GHB temporarily inhibits the release of dopamine in the brain. This may cause increased dopamine storage, and later increased dopamine release when the GHB influence wears off [Chin and Kreutzer, 1992]. This effect could account for the middle-of-the-night wakings common with use of higher GHB doses, and the general feelings of increased well-being, alertness and arousal the next day.
GHB also stimulates pituitary growth hormone (GH) release. One methodologically rigorous Japanese study reported nine-fold and sixteen-fold increases in growth hormone 30 and 60 minutes respectively after intravenous administration of 2.5 grams of GHB in six healthy men between the ages of twenty-five and forty [Takahara, 1977]. GH levels were still seven-fold higher at 120 minutes. The mechanism by which GHB stimulates growth-hormone release is not known. Dopamine activity in the hypothalamus is known to stimulate pituitary release of growth hormone, but GHB inhibits dopamine release at the same time that it stimulates GH release. This suggests that GHB’s GH-releasing effect takes place through an entirely different mechanism [Takahara, 1977]. At the same time GH is being released, prolactin levels also rise. Serum prolactin levels increase in a similar time-dependent manner as GH, peaking at five-fold above baseline at 60 minutes [Takahara, 1977]. This effect, unlike the release of GH, is entirely consistent with GHB’s inhibition of dopamine. Other compounds which lessen dopamine activity in the brain (such as the neuroleptic Thorazine) have been shown to result in prolactin release. Although prolactin tends to counteract many of the beneficial effects of GH, the sixteen-fold increases in GH probably overwhelm the five-fold increases in prolactin.
GHB induces “remarkable hypotonia” (muscle relaxation) [Vickers, 1969]. It is now gaining popularity in France and Italy as an aid to childbirth.
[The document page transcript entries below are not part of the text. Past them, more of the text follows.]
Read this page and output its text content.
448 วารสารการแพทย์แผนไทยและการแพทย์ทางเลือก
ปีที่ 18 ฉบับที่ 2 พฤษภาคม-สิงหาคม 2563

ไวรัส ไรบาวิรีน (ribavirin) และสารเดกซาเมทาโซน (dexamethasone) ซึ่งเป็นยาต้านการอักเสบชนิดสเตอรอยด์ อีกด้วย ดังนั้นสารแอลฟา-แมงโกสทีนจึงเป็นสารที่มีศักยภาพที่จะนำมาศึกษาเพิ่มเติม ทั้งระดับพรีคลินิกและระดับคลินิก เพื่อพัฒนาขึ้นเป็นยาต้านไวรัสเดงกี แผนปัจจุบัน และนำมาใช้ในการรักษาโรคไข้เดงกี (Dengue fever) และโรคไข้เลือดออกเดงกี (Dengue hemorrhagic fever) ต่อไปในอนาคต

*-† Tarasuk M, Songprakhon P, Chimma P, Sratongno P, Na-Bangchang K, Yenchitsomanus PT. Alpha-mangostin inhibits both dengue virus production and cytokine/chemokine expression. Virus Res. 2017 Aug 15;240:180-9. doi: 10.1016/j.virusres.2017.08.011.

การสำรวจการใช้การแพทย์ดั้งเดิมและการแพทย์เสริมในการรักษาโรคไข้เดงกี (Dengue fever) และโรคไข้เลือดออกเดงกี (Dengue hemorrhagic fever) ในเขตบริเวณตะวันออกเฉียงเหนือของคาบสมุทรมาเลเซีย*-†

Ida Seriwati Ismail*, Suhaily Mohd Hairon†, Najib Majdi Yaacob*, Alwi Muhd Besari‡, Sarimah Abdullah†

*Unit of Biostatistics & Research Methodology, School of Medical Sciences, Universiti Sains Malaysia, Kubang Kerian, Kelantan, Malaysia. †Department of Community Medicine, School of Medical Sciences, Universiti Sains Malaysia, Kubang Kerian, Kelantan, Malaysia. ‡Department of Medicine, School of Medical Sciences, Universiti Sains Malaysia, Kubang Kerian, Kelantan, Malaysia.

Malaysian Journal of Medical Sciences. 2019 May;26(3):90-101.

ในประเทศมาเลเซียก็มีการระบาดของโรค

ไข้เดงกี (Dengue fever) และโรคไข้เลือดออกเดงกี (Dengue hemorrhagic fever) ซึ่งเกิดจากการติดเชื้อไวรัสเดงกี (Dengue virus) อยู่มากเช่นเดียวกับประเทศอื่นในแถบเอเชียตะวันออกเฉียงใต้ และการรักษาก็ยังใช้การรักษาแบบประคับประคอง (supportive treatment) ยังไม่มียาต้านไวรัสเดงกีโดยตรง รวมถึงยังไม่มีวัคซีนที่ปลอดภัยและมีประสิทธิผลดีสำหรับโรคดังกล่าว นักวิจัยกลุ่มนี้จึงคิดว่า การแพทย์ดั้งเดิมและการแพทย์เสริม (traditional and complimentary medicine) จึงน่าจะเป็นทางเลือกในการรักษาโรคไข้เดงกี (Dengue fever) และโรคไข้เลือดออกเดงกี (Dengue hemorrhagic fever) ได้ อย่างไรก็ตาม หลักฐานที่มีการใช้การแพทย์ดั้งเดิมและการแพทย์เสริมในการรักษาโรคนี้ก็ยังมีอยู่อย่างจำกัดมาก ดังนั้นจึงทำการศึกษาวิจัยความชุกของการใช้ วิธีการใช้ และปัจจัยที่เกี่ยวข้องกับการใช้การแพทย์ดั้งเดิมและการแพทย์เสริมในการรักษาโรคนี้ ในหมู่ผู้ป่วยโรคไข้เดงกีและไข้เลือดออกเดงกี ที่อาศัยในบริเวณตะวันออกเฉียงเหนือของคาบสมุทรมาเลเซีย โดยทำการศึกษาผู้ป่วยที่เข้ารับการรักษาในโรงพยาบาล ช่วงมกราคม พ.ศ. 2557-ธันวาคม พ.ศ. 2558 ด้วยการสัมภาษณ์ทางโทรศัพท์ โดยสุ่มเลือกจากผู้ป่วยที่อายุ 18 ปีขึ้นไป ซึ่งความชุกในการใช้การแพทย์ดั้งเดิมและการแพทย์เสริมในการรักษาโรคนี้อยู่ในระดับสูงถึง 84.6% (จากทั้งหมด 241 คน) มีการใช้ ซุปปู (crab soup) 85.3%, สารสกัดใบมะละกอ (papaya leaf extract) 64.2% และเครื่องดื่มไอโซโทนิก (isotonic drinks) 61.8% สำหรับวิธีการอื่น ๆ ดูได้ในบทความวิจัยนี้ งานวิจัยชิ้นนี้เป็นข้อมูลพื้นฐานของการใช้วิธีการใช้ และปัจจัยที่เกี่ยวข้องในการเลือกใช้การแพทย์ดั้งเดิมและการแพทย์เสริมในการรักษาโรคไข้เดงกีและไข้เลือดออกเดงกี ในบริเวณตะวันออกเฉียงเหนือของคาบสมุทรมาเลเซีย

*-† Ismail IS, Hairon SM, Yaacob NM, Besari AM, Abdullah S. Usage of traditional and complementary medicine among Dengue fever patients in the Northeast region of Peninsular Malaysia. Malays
GHB causes “spectacular action on the dilation of the cervix,” decreased anxiety, greater intensity and frequency of uterine contractions, increased sensitivity to oxytocic drugs (used to induce contractions), preservation of reflexes, a lack of respiratory depression in the fetus, and protection against fetal cardiac anoxia (especially in cases where the umbilical cord wraps around the fetus’ neck) [Vickers, 1969; Laborit, 1964]. GHB is completely metabolized into carbon dioxide and water, leaving absolutely no residue of toxic metabolites [Vickers, 1969; Laborit, 1972]. Metabolism is so efficient that GHB can no longer be detected in urine four to five hours after it is taken by injection [Laborit, 1964]. GHB activates a metabolic process known as the “pentose pathway” which plays an important role in the synthesis of protein within the body [Laborit, 1972]. It also causes a “protein sparing” effect [Laborit, 1964] which reduces the rate at which the body breaks down its own proteins. These properties, along with GHB’s effect on growth hormone, underlie its common use as an aid to muscle-building and fat loss.
Anesthetic (large) doses of GHB are accompanied by a small increase in blood sugar levels, and a significant decrease in cholesterol. Respiration becomes slower and deeper. Blood pressure may rise or fall slightly, or remain stable, but a moderate bradycardia (slowing of the heart) is consistent [Vickers, 1969; Laborit, 1964]. A slight drop in body temperature also occurs [Laborit, 1964].
GHB also stimulates the release of acetylcholine in the brain [Gallimberti, 1989].